Oct. 29, 2007 at 6:50 PM ET
The C-17 that will fly us to Antarctica is warming up, and as I write this our NBC news team is on the tarmac, feeling like we are about to jump into the unknown.
Producer Matt Carluccio says he's "psyched." Cameraman Mike Simon is pacing himself trying not to get "too excited." Leave it to Bobby Lapp, our soundman to see the downside, "I'm too hot in all this gear."
We are sweating, wearing three layers, and heavy expedition rated snow boots and huge coats, what we need to survive on what the scientists call "The Ice."
Ninety percent of all the ice on the planet earth is in Antarctica. It is the world's air conditioner, and if it stops working we are all in trouble.

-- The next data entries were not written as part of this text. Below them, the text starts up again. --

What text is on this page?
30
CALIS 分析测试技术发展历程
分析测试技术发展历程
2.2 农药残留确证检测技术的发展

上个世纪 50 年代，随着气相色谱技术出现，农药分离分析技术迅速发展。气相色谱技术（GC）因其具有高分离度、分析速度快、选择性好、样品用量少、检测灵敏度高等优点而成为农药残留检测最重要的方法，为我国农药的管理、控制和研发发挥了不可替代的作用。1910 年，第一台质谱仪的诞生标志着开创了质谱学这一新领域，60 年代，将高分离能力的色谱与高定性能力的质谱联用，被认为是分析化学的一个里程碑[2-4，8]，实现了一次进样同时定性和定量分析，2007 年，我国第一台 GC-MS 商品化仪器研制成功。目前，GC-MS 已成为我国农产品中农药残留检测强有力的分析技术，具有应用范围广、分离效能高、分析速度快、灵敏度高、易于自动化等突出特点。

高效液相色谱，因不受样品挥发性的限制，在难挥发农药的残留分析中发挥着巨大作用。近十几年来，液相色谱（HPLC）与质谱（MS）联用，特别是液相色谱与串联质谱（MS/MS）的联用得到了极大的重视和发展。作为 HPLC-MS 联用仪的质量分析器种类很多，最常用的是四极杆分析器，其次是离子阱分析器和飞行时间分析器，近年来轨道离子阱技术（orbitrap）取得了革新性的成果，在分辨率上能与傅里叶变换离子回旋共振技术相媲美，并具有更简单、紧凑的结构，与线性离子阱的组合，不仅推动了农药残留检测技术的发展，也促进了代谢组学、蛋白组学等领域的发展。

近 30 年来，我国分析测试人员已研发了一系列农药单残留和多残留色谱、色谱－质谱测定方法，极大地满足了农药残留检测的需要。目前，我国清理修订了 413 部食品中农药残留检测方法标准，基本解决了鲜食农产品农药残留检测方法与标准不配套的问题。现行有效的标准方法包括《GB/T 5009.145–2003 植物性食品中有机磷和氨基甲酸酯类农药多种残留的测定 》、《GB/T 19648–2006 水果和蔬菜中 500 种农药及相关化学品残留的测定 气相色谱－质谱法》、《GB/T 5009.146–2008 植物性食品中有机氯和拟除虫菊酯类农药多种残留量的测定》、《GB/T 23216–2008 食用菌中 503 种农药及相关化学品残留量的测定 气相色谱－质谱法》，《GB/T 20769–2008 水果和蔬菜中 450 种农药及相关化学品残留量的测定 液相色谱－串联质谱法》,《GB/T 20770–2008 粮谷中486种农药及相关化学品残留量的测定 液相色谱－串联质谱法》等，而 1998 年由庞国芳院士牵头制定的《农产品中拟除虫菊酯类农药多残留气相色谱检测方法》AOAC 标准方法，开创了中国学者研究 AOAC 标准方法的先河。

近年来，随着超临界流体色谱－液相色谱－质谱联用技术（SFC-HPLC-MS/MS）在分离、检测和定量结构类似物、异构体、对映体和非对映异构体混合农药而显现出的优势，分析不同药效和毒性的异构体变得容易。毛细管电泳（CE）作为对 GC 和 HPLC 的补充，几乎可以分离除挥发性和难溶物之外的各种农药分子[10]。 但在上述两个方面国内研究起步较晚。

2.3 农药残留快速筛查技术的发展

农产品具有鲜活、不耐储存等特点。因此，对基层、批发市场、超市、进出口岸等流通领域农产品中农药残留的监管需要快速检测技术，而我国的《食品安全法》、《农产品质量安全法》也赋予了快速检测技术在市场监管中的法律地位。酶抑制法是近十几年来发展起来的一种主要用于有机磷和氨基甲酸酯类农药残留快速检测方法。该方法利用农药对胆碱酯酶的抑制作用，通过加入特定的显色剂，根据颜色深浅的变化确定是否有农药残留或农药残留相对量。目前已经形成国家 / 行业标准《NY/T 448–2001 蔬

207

Climbing aboard, we can see it's going to be a full flight. Most of the best and the brightest scientific minds on climate change want to be in Antarctica now, as it offers a pristine place to get evidence, and November is the beginning of its spring season. It's going to be cool to let America hear what they are discovering.

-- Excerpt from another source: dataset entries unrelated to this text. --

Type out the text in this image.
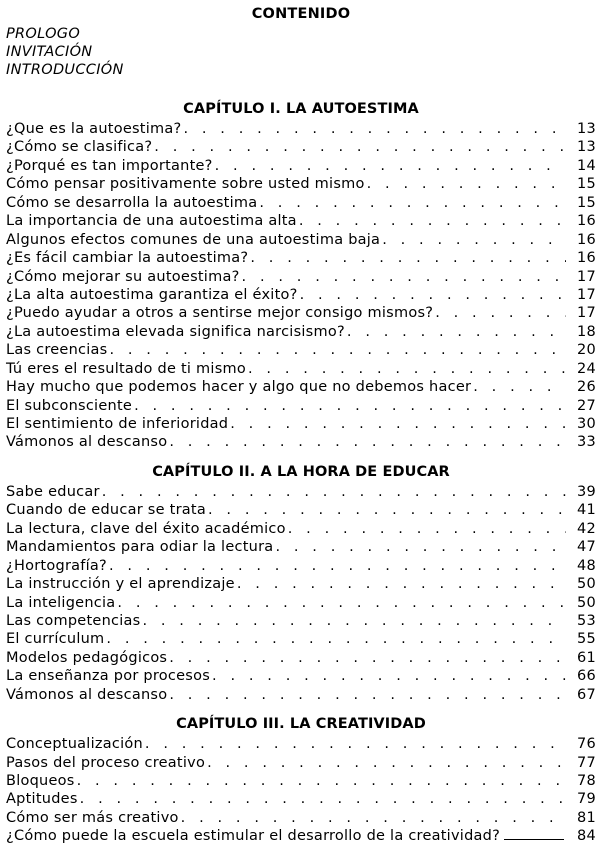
CONTENIDO
PROLOGO
INVITACIÓN
INTRODUCCIÓN
CAPÍTULO I. LA AUTOESTIMA
¿Que es la autoestima? . . .	13
¿Cómo se clasifica? . . .	13
¿Porqué es tan importante? . . .	14
Cómo pensar positivamente sobre usted mismo . . .	15
Cómo se desarrolla la autoestima . . .	15
La importancia de una autoestima alta . . .	16
Algunos efectos comunes de una autoestima baja . . .	16
¿Es fácil cambiar la autoestima? . . .	16
¿Cómo mejorar su autoestima? . . .	17
¿La alta autoestima garantiza el éxito? . . .	17
¿Puedo ayudar a otros a sentirse mejor consigo mismos? . . .	17
¿La autoestima elevada significa narcisismo? . . .	18
Las creencias . . .	20
Tú eres el resultado de ti mismo . . .	24
Hay mucho que podemos hacer y algo que no debemos hacer . . .	26
El subconsciente . . .	27
El sentimiento de inferioridad . . .	30
Vámonos al descanso . . .	33
CAPÍTULO II. A LA HORA DE EDUCAR
Sabe educar . . .	39
Cuando de educar se trata . . .	41
La lectura, clave del éxito académico . . .	42
Mandamientos para odiar la lectura . . .	47
¿Hortografía? . . .	48
La instrucción y el aprendizaje . . .	50
La inteligencia . . .	50
Las competencias . . .	53
El currículum . . .	55
Modelos pedagógicos . . .	61
La enseñanza por procesos . . .	66
Vámonos al descanso . . .	67
CAPÍTULO III. LA CREATIVIDAD
Conceptualización . . .	76
Pasos del proceso creativo . . .	77
Bloqueos . . .	78
Aptitudes . . .	79
Cómo ser más creativo . . .	81
¿Cómo puede la escuela estimular el desarrollo de la creatividad?	84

But what has Mike, Bobby, Matt and me feeling a bit giddy is our plan to see the South Pole, fly over Mt. Erebus, an active volcano, and hang out with penguins.
We're told tourists are not allowed where we are going, so we are going to try our best to show you what we experience, so you feel you are along with us.
So long as we come back with all our fingers and toes.
The doors to the C-17 are about to close. I have a feeling Bobby will soon have no complaints about our gear.